Quarterly Outlook
Macro Outlook: The US rate cut cycle has begun
Peter Garnry
Chief Investment Strategist
Chief Investment Strategist
Summary: A slew of key central bank meetings are on the horizon, with the Fed decision due today and the Bank of England (BOE) and European Central Bank (ECB) announcements due tomorrow. Fed Chair Powell has little reason to turn dovish at this point, with risks to inflation emanating from easing financial conditions and China reopening. But a hawkish Powell may only shift the focus back to data. ECB’s hawkishness has some more room to run, much as the BOE’s divide.
Key central bank meetings are due over the next two days, presenting a host of event risks. Markets however remain rather upbeat and are showing no signs of nervousness, with VIX sitting below 20 and S&P500 staring at a key resistance of 4100. Although part of the market rally this week could be attributed to month-end flows, there is some reason to believe we are going into these central bank meetings with dovish-to-neutral assumptions. Let us consider what we can get.
With economic data in a Goldilocks situation in the US, the Fed’s likely downshift to 25bps rate hikes makes the most sense as it buys them more time to assess the growth and inflation trajectories. We wrote a preview for the Fed meeting here, but it is worth noting that it is becoming extremely necessary for Powell to push back on the 2023 equity rally and the easing financial conditions especially with the recent rise in commodity prices starting to lift inflation expectations. But will the market care?

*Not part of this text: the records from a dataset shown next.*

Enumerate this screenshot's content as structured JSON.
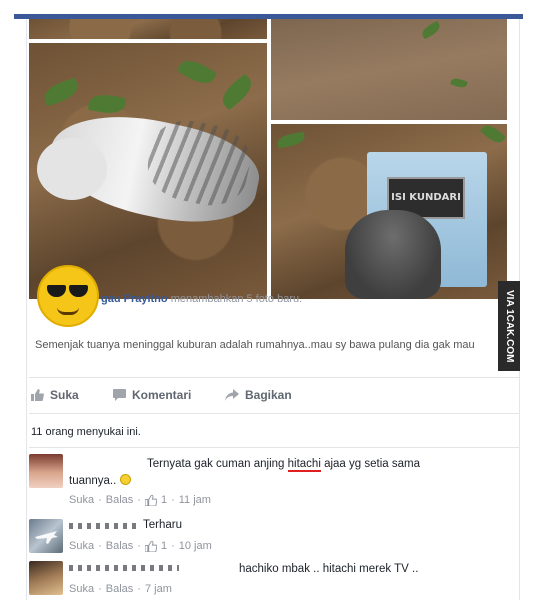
{
  "post": {
    "author_name": "gau Prayitno",
    "action_text": "menambahkan 5 foto baru.",
    "text": "Semenjak tuanya meninggal kuburan adalah rumahnya..mau sy bawa pulang dia gak mau",
    "tombstone_plaque": "ISI KUNDARI",
    "watermark": "VIA 1CAK.COM"
  },
  "actions": {
    "like_label": "Suka",
    "comment_label": "Komentari",
    "share_label": "Bagikan"
  },
  "likes_text": "11 orang menyukai ini.",
  "comments": [
    {
      "text_before": "Ternyata gak cuman anjing ",
      "text_highlight": "hitachi",
      "text_after": " ajaa yg setia sama",
      "text_line2": "tuannya..",
      "like_label": "Suka",
      "reply_label": "Balas",
      "like_count": "1",
      "time": "11 jam"
    },
    {
      "text": "Terharu",
      "like_label": "Suka",
      "reply_label": "Balas",
      "like_count": "1",
      "time": "10 jam"
    },
    {
      "text": "hachiko mbak .. hitachi merek TV ..",
      "like_label": "Suka",
      "reply_label": "Balas",
      "time": "7 jam"
    }
  ],
  "meta_separator": "·",
  "colors": {
    "brand": "#3b5998",
    "link": "#365899",
    "highlight_underline": "#e02020",
    "emoji_yellow": "#f5c518"
  }
}
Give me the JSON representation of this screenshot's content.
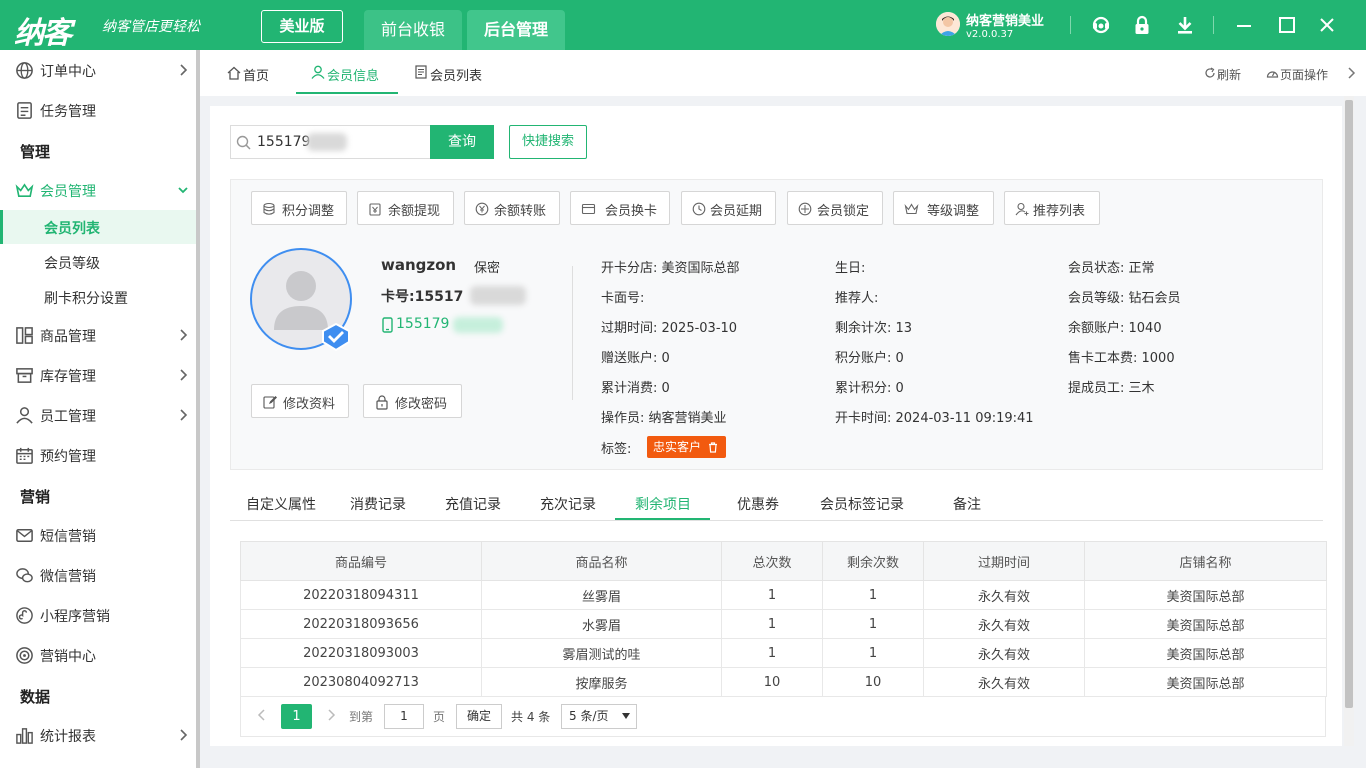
{
  "header": {
    "logo": "纳客",
    "slogan": "纳客管店更轻松",
    "edition": "美业版",
    "tabs": [
      "前台收银",
      "后台管理"
    ],
    "user_name": "纳客营销美业",
    "version": "v2.0.0.37",
    "accent": "#22b573"
  },
  "sidebar": {
    "items": [
      {
        "label": "订单中心",
        "icon": "globe-icon"
      },
      {
        "label": "任务管理",
        "icon": "task-icon"
      },
      {
        "group": "管理"
      },
      {
        "label": "会员管理",
        "icon": "crown-icon"
      },
      {
        "sub": "会员列表"
      },
      {
        "sub": "会员等级"
      },
      {
        "sub": "刷卡积分设置"
      },
      {
        "label": "商品管理",
        "icon": "goods-icon"
      },
      {
        "label": "库存管理",
        "icon": "stock-icon"
      },
      {
        "label": "员工管理",
        "icon": "staff-icon"
      },
      {
        "label": "预约管理",
        "icon": "calendar-icon"
      },
      {
        "group": "营销"
      },
      {
        "label": "短信营销",
        "icon": "mail-icon"
      },
      {
        "label": "微信营销",
        "icon": "wechat-icon"
      },
      {
        "label": "小程序营销",
        "icon": "miniapp-icon"
      },
      {
        "label": "营销中心",
        "icon": "target-icon"
      },
      {
        "group": "数据"
      },
      {
        "label": "统计报表",
        "icon": "chart-icon"
      }
    ]
  },
  "pagetabs": {
    "home": "首页",
    "member_info": "会员信息",
    "member_list": "会员列表",
    "refresh": "刷新",
    "page_ops": "页面操作"
  },
  "search": {
    "value": "155179",
    "query_btn": "查询",
    "quick_btn": "快捷搜索"
  },
  "actions": [
    "积分调整",
    "余额提现",
    "余额转账",
    "会员换卡",
    "会员延期",
    "会员锁定",
    "等级调整",
    "推荐列表"
  ],
  "member": {
    "name": "wangzon",
    "gender": "保密",
    "card_label": "卡号:",
    "card_no": "15517",
    "phone": "155179",
    "edit_btn": "修改资料",
    "pwd_btn": "修改密码",
    "fields": {
      "branch": "开卡分店:  美资国际总部",
      "birthday": "生日:",
      "status": "会员状态:  正常",
      "card_face": "卡面号:",
      "referrer": "推荐人:",
      "level": "会员等级:  钻石会员",
      "expire": "过期时间:  2025-03-10",
      "remain_times": "剩余计次:  13",
      "balance": "余额账户:  1040",
      "gift": "赠送账户:  0",
      "points": "积分账户:  0",
      "card_fee": "售卡工本费:  1000",
      "total_spend": "累计消费:  0",
      "total_points": "累计积分:  0",
      "commission_staff": "提成员工:  三木",
      "operator": "操作员:  纳客营销美业",
      "open_time": "开卡时间:  2024-03-11 09:19:41",
      "tags_label": "标签:"
    },
    "tag": "忠实客户"
  },
  "detail_tabs": [
    "自定义属性",
    "消费记录",
    "充值记录",
    "充次记录",
    "剩余项目",
    "优惠券",
    "会员标签记录",
    "备注"
  ],
  "table": {
    "headers": [
      "商品编号",
      "商品名称",
      "总次数",
      "剩余次数",
      "过期时间",
      "店铺名称"
    ],
    "rows": [
      [
        "20220318094311",
        "丝雾眉",
        "1",
        "1",
        "永久有效",
        "美资国际总部"
      ],
      [
        "20220318093656",
        "水雾眉",
        "1",
        "1",
        "永久有效",
        "美资国际总部"
      ],
      [
        "20220318093003",
        "雾眉测试的哇",
        "1",
        "1",
        "永久有效",
        "美资国际总部"
      ],
      [
        "20230804092713",
        "按摩服务",
        "10",
        "10",
        "永久有效",
        "美资国际总部"
      ]
    ]
  },
  "pager": {
    "current": "1",
    "goto": "到第",
    "page_input": "1",
    "page_unit": "页",
    "confirm": "确定",
    "total": "共 4 条",
    "size": "5 条/页"
  }
}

Despite Powell’s repeated messages on higher terminal rates, market pricing seems to continue to chart its own path. The key message at this meeting needs to move away from terminal rates to the push back against excessive easing that the market is pricing in, and an emphasis on higher-for-longer interest rates with risks to inflation skewed to the upside.
There is little reason for Powell to be dovish, as he would certainly want to push back on excessive easing priced in by the markets. But a neutral-to-hawkish Powell is widely expected and may likely invoke only a knee-jerk reaction from the markets, offering some tactical opportunities. The US dollar may have some scope to make a recovery but the economic data trends are a bigger piece of the puzzle as of now, and will be a guiding the path for the USD more than the Fed itself. Only a firmer commitment from Powell in either direction, such as a 50bps rate hike or signaling a clear pause (like the BOC), would drive a market reaction that sticks.

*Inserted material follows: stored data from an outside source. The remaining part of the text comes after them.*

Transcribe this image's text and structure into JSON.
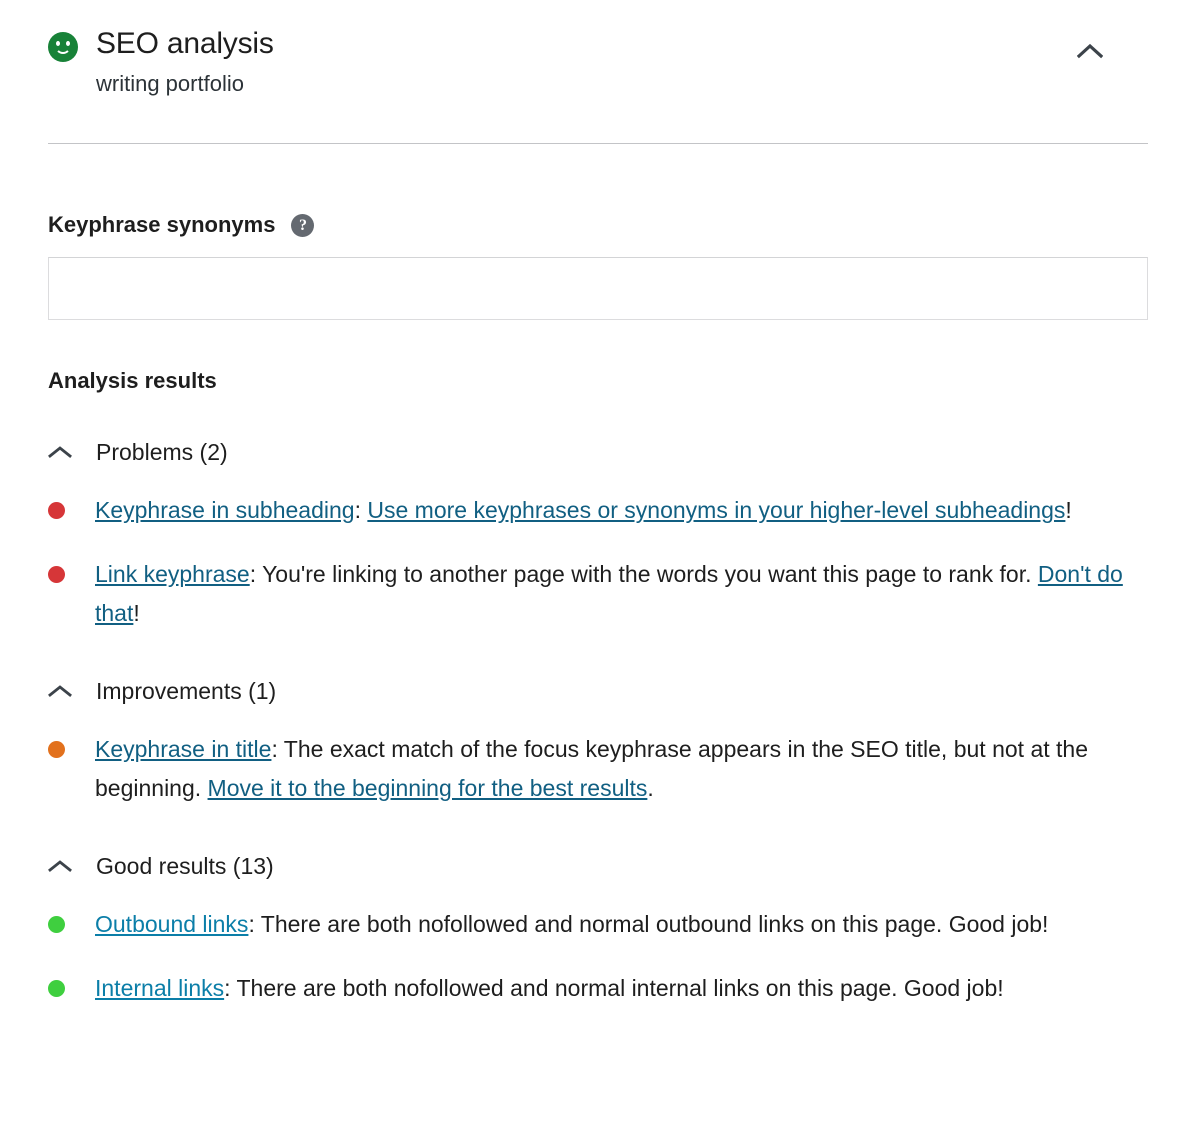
{
  "header": {
    "score_icon": "green-smiley-icon",
    "title": "SEO analysis",
    "subtitle": "writing portfolio",
    "collapse_icon": "chevron-up-icon"
  },
  "synonyms": {
    "label": "Keyphrase synonyms",
    "help_icon": "question-mark-icon",
    "help_glyph": "?",
    "value": "",
    "placeholder": ""
  },
  "results": {
    "heading": "Analysis results",
    "groups": [
      {
        "chevron_icon": "chevron-up-icon",
        "label": "Problems (2)",
        "items": [
          {
            "bullet": "bad",
            "parts": [
              {
                "type": "link",
                "text": "Keyphrase in subheading"
              },
              {
                "type": "text",
                "text": ": "
              },
              {
                "type": "link",
                "text": "Use more keyphrases or synonyms in your higher-level subheadings"
              },
              {
                "type": "text",
                "text": "!"
              }
            ]
          },
          {
            "bullet": "bad",
            "parts": [
              {
                "type": "link",
                "text": "Link keyphrase"
              },
              {
                "type": "text",
                "text": ": You're linking to another page with the words you want this page to rank for. "
              },
              {
                "type": "link",
                "text": "Don't do that"
              },
              {
                "type": "text",
                "text": "!"
              }
            ]
          }
        ]
      },
      {
        "chevron_icon": "chevron-up-icon",
        "label": "Improvements (1)",
        "items": [
          {
            "bullet": "ok",
            "parts": [
              {
                "type": "link",
                "text": "Keyphrase in title"
              },
              {
                "type": "text",
                "text": ": The exact match of the focus keyphrase appears in the SEO title, but not at the beginning. "
              },
              {
                "type": "link",
                "text": "Move it to the beginning for the best results"
              },
              {
                "type": "text",
                "text": "."
              }
            ]
          }
        ]
      },
      {
        "chevron_icon": "chevron-up-icon",
        "label": "Good results (13)",
        "items": [
          {
            "bullet": "good",
            "parts": [
              {
                "type": "link",
                "text": "Outbound links"
              },
              {
                "type": "text",
                "text": ": There are both nofollowed and normal outbound links on this page. Good job!"
              }
            ]
          },
          {
            "bullet": "good",
            "parts": [
              {
                "type": "link",
                "text": "Internal links"
              },
              {
                "type": "text",
                "text": ": There are both nofollowed and normal internal links on this page. Good job!"
              }
            ]
          }
        ]
      }
    ]
  },
  "colors": {
    "bad": "#d63638",
    "ok": "#e2711d",
    "good": "#3fcf3f",
    "score_green": "#188238",
    "link": "#115f82"
  }
}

The European Central Bank has surpassed its peers in the hawkishness quotient recently, and will likely repeat that this week. A 50bps rate hike is expected, along with the guidance for another 50bps in March which still has the scope to bump up front-end pricing with markets looking at 93bps of rate hikes over the next two meetings.
Looking further out, about 160bps of rate hikes are priced in for the ECB until mid-year and that limits the scope to surprise on the hawkish side. If Fed proves to be more hawkish than the ECB this week, EURUSD can potentially move towards 1.07. But incoming data, including the Spanish CPI report this week, give the ECB enough ammunition to preserve its current hawkish stance this Thursday. But the 1.0920 resistance has proved tough for EURUSD, and without an upward repricing in the ECB path, that will remain difficult to overcome. EURGBP appears to be an easier pick for this week, with ECB and BOE policy and economic divergences much more evident.
The Bank of England will likely be the trickiest given the indecisive market pricing as well as the scope for a split vote. Broader consensus hints at another 50bps rate hike this week, but a pause signal, potentially not as clear as the one from Bank of Canada (BOC), may also be on the cards. For this, investors will need to read through the Bank’s quarterly inflation forecasts which are also due to be reported this week. Downward revisions to inflation forecasts from November estimates of 1.8% for 2024-end and 0.4% for 2025-end will mean further pricing out of tightening.
Growth risks for the UK economy are also more significant than the other major economies, as also highlighted by the latest IMF forecasts (see below). While the Bank’s own growth forecasts may be subject to an upward revision after a recession was highlighted previously, and data has been more hawkish since, it still seems that the market pricing of the BOE’s path from here remains prone to downside revisions. This leaves little scope of upside on the sterling.